Dal punto di vista pratico come si traduce tutto questo in uno strumento terapeutico?
Di fatto vogliamo creare delle cellule ingegnerizzate sul modello delle CAR T. Vogliamo clonare e amplificare questi recettori e usarli per modificare i linfociti T dei pazienti con tumori ALK-positivi in modo che attrezzino il sistema immunitario a identificare l’oncogene ALK quando è dentro la cellula e a eradicare fino all’ultima cellula tumorale.
Nel primo round di investimento, guidato dal fondo di venture capital Claris Ventures, avete raccolto 6,9 milioni di euro. Quali i prossimi step?
Al round di investimento guidato da Claris Ventures hanno partecipato anche la holding di venture capital LIFTT e investitori privati del Club degli Investitori, Simon Fiduciaria, l’hub fiduciario del Gruppo Ersel e Italian Angels for Growth (IAG). Ora stiamo costruendo il team della company. Questi sette milioni serviranno per lo sviluppo pre-clinico, per validare la nostra scoperta. Dobbiamo dimostrare che ingegnerizzando i linfociti T con i recettori di cellule T effettivamente il sistema immunitario possa uccidere le cellule tumorali. In sostanza, vogliamo accumulare evidenze sperimentali, in vitro e in vivo, in modelli di tumore, per poter arrivare alla sperimentazione clinica sui pazienti.

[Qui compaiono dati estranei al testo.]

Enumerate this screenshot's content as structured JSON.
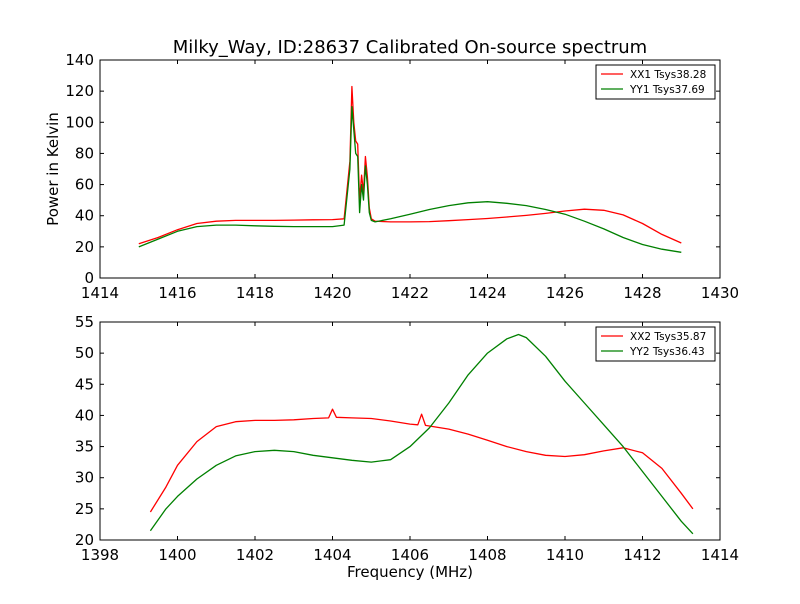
{
  "figure_title": "Milky_Way, ID:28637 Calibrated On-source spectrum",
  "colors": {
    "xx": "#ff0000",
    "yy": "#008000",
    "axes": "#000000",
    "background": "#ffffff"
  },
  "chart_data": [
    {
      "type": "line",
      "title": "Milky_Way, ID:28637 Calibrated On-source spectrum",
      "xlabel": "",
      "ylabel": "Power in Kelvin",
      "xlim": [
        1414,
        1430
      ],
      "ylim": [
        0,
        140
      ],
      "xticks": [
        "1414",
        "1416",
        "1418",
        "1420",
        "1422",
        "1424",
        "1426",
        "1428",
        "1430"
      ],
      "yticks": [
        "0",
        "20",
        "40",
        "60",
        "80",
        "100",
        "120",
        "140"
      ],
      "grid": false,
      "legend_position": "top-right",
      "series": [
        {
          "name": "XX1 Tsys38.28",
          "color": "#ff0000",
          "x": [
            1415.0,
            1415.5,
            1416.0,
            1416.5,
            1417.0,
            1417.5,
            1418.0,
            1418.5,
            1419.0,
            1419.5,
            1420.0,
            1420.3,
            1420.45,
            1420.5,
            1420.55,
            1420.6,
            1420.65,
            1420.7,
            1420.75,
            1420.8,
            1420.85,
            1420.9,
            1420.95,
            1421.0,
            1421.1,
            1421.5,
            1422.0,
            1422.5,
            1423.0,
            1423.5,
            1424.0,
            1424.5,
            1425.0,
            1425.5,
            1426.0,
            1426.5,
            1427.0,
            1427.5,
            1428.0,
            1428.5,
            1429.0
          ],
          "y": [
            22,
            26,
            31,
            35,
            36.5,
            37,
            37,
            37,
            37.2,
            37.4,
            37.5,
            38,
            75,
            123,
            100,
            88,
            86,
            50,
            66,
            55,
            78,
            65,
            45,
            38,
            36.5,
            36,
            36,
            36.2,
            36.8,
            37.5,
            38.2,
            39.2,
            40.2,
            41.5,
            43,
            44.2,
            43.5,
            40.5,
            35,
            28,
            22.5
          ]
        },
        {
          "name": "YY1 Tsys37.69",
          "color": "#008000",
          "x": [
            1415.0,
            1415.5,
            1416.0,
            1416.5,
            1417.0,
            1417.5,
            1418.0,
            1418.5,
            1419.0,
            1419.5,
            1420.0,
            1420.3,
            1420.45,
            1420.5,
            1420.55,
            1420.6,
            1420.65,
            1420.7,
            1420.75,
            1420.8,
            1420.85,
            1420.9,
            1420.95,
            1421.0,
            1421.1,
            1421.5,
            1422.0,
            1422.5,
            1423.0,
            1423.5,
            1424.0,
            1424.5,
            1425.0,
            1425.5,
            1426.0,
            1426.5,
            1427.0,
            1427.5,
            1428.0,
            1428.5,
            1429.0
          ],
          "y": [
            20,
            25,
            30,
            33,
            34,
            34,
            33.5,
            33.2,
            33,
            33,
            33,
            34,
            70,
            110,
            95,
            80,
            78,
            42,
            60,
            50,
            72,
            60,
            42,
            37,
            36,
            38,
            41,
            44,
            46.5,
            48.3,
            49,
            48,
            46.5,
            44,
            41,
            36.5,
            31.5,
            26,
            21.5,
            18.5,
            16.5
          ]
        }
      ]
    },
    {
      "type": "line",
      "title": "",
      "xlabel": "Frequency (MHz)",
      "ylabel": "",
      "xlim": [
        1398,
        1414
      ],
      "ylim": [
        20,
        55
      ],
      "xticks": [
        "1398",
        "1400",
        "1402",
        "1404",
        "1406",
        "1408",
        "1410",
        "1412",
        "1414"
      ],
      "yticks": [
        "20",
        "25",
        "30",
        "35",
        "40",
        "45",
        "50",
        "55"
      ],
      "grid": false,
      "legend_position": "top-right",
      "series": [
        {
          "name": "XX2 Tsys35.87",
          "color": "#ff0000",
          "x": [
            1399.3,
            1399.7,
            1400.0,
            1400.5,
            1401.0,
            1401.5,
            1402.0,
            1402.5,
            1403.0,
            1403.5,
            1403.9,
            1404.0,
            1404.1,
            1404.5,
            1405.0,
            1405.5,
            1406.0,
            1406.2,
            1406.3,
            1406.4,
            1407.0,
            1407.5,
            1408.0,
            1408.5,
            1409.0,
            1409.5,
            1410.0,
            1410.5,
            1411.0,
            1411.5,
            1412.0,
            1412.5,
            1413.0,
            1413.3
          ],
          "y": [
            24.5,
            28.5,
            32,
            35.8,
            38.2,
            39,
            39.2,
            39.2,
            39.3,
            39.5,
            39.6,
            41,
            39.7,
            39.6,
            39.5,
            39.1,
            38.6,
            38.5,
            40.2,
            38.4,
            37.8,
            37,
            36,
            35,
            34.2,
            33.6,
            33.4,
            33.7,
            34.3,
            34.8,
            34,
            31.5,
            27.5,
            25
          ]
        },
        {
          "name": "YY2 Tsys36.43",
          "color": "#008000",
          "x": [
            1399.3,
            1399.7,
            1400.0,
            1400.5,
            1401.0,
            1401.5,
            1402.0,
            1402.5,
            1403.0,
            1403.5,
            1404.0,
            1404.5,
            1405.0,
            1405.5,
            1406.0,
            1406.5,
            1407.0,
            1407.5,
            1408.0,
            1408.5,
            1408.8,
            1409.0,
            1409.5,
            1410.0,
            1410.5,
            1411.0,
            1411.5,
            1412.0,
            1412.5,
            1413.0,
            1413.3
          ],
          "y": [
            21.5,
            25,
            27,
            29.8,
            32,
            33.5,
            34.2,
            34.4,
            34.2,
            33.6,
            33.2,
            32.8,
            32.5,
            32.9,
            35,
            38,
            42,
            46.5,
            50,
            52.3,
            53,
            52.5,
            49.5,
            45.5,
            42,
            38.5,
            35,
            31,
            27,
            23,
            21
          ]
        }
      ]
    }
  ]
}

La medicina oncologica sta diventando o per lo meno mira a diventare sempre più una medicina personalizzata, grazie alle terapie cellulari avanzate. Quale la sfida più grande da affrontare e vincere per arrivare dal laboratorio al letto del paziente, quindi al mercato?

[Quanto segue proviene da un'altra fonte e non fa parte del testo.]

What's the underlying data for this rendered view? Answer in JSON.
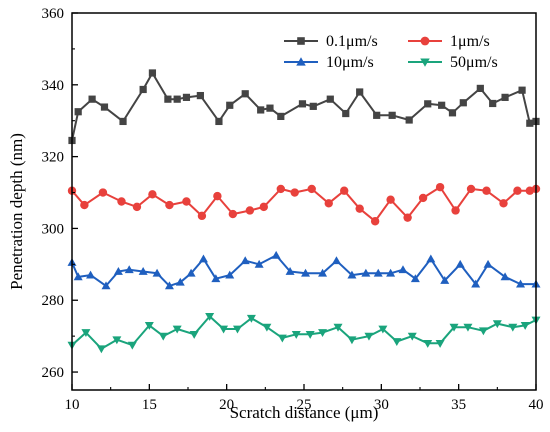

La complessità del percorso, dall’avere una buona idea scientifica fino a riuscire a validarla. Una barriera è il costo dei trial clinici: si parla di 20-25 milioni di dollari. Quindi di investimenti considerevoli con un altro rischio di fallimento che nessuna agenzia di ricerca, in Italia ma nemmeno negli Stati Uniti, finanzia. Per cui una grossa sfida è trovare i finanziamenti. Fondare una company quindi permette di avere una leva per poter aspirare ad arrivare ai clinical trial. Che sono fondamentali per riuscire a portare una terapia innovativa ai pazienti.

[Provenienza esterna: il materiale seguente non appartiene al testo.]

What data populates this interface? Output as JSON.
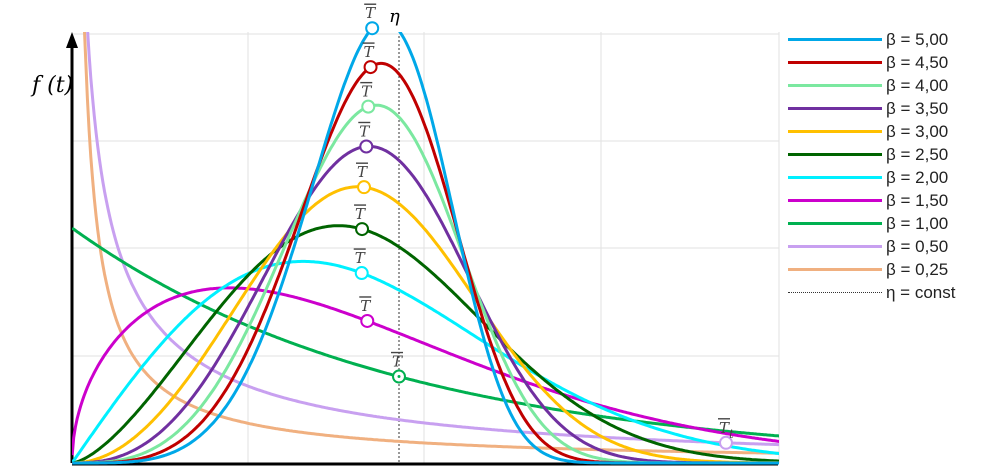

La questione fondi a disposizione è cruciale. Nel caso della sua attività di ricerca, per esempio, sono stati fondamentali i finanziamenti del Consiglio Europeo della Ricerca, dei National Institutes of Health statunitensi… ma professore, il problema dei fondi destinati alla ricerca frena un avanzamento più rapido nello sviluppo di nuove terapie, considerando il ruolo importante della ricerca accademica nel campo dell’innovazione farmaceutica?
L’accademia ha un ruolo fondamentale nell’innovazione, però il mondo del pharma non deve essere più inteso come un mondo fatto da aziende interessate solo a commercializzare prodotti da vendere sul mercato. Negli ultimi vent’anni tutte le principali aziende si sono dotate di unità interne di Drug Discovery Research. Quindi se una volta era vero il binomio “l’accademia fa le scoperte e l’industria poi le commercializza” adesso non è più così e c’è una forte competizione tra accademia e big pharma proprio nelle fasi iniziali di discovery.